Chemical engineering benefits from a perceived proximity to chemistry, a field that has always had significant female participation. But even beyond that perception, the discipline as a whole has made a sustained effort to recruit and retain women students. An outstanding example of that took place at Montana State University, where as early as the 1970s the late professor Lloyd Berg was a “vocal advocate for students, constantly recruiting, counseling and tracking down scholarships. He encouraged women especially to enter chemical engineering, and his department set national records for numbers of women receiving chemical engineering degrees.”

Chemical engineering at Iowa State has graduated a significant number of women into careers in industry, government and academia. As an example, Gayle Roberts — now CEO of Stanley Consultants in Muscatine, Iowa — received her Bachelor of Science degree in 1981 and now oversees one of the world’s largest engineering consulting organizations.

Ann Wymore (B.S. in chemical engineering, 2011) works in research and development for Kraft Foods and now travels and inspects Kraft installations in several countries. Her management has praised her for outstanding communication and leadership skills. In a letter dated Jan. 14, 2012, Wymore wrote: “I would like to extend a ‘thank-you’ for the level of rigor and focus on writing reports by the Iowa State chemical engineering department.”

Meredith Gibson, a chemical engineer who graduated just eight months ago, took a position with Exxon-Mobil and has now moved to the company’s New Jersey Research Institute where she is developing lubricants for wind turbines.

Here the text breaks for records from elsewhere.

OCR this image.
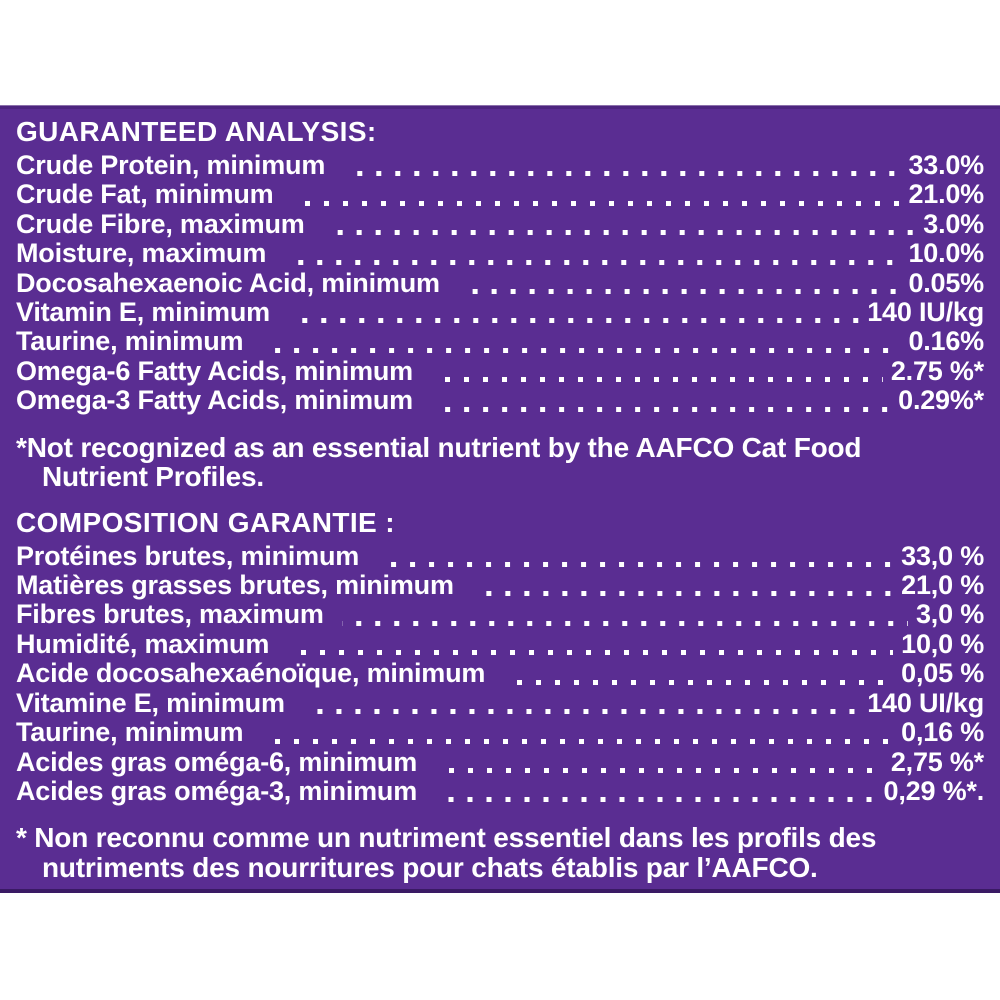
GUARANTEED ANALYSIS:
Crude Protein, minimum	33.0%
Crude Fat, minimum	21.0%
Crude Fibre, maximum	3.0%
Moisture, maximum	10.0%
Docosahexaenoic Acid, minimum	0.05%
Vitamin E, minimum	140 IU/kg
Taurine, minimum	0.16%
Omega-6 Fatty Acids, minimum	2.75 %*
Omega-3 Fatty Acids, minimum	0.29%*
*Not recognized as an essential nutrient by the AAFCO Cat Food
Nutrient Profiles.
COMPOSITION GARANTIE :
Protéines brutes, minimum	33,0 %
Matières grasses brutes, minimum	21,0 %
Fibres brutes, maximum	3,0 %
Humidité, maximum	10,0 %
Acide docosahexaénoïque, minimum	0,05 %
Vitamine E, minimum	140 UI/kg
Taurine, minimum	0,16 %
Acides gras oméga-6, minimum	2,75 %*
Acides gras oméga-3, minimum	0,29 %*.
* Non reconnu comme un nutriment essentiel dans les profils des
nutriments des nourritures pour chats établis par l’AAFCO.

There are many other success stories for women in chemical engineering, as well as in the other engineering and scientific fields at Iowa State. ISU student organizations, such as the Society of Women Engineers and the Program for Women in Science and Engineering, offer support and encouragement to their members as they navigate the difficult (but rewarding) paths toward their degrees. As Godfrey points out, men remain in the majority in the science and engineering disciplines, but the situation has changed greatly during the past 50 years, and as more young women see future rewards in the same light as they have seen difficulties in the past, the balance will improve even more.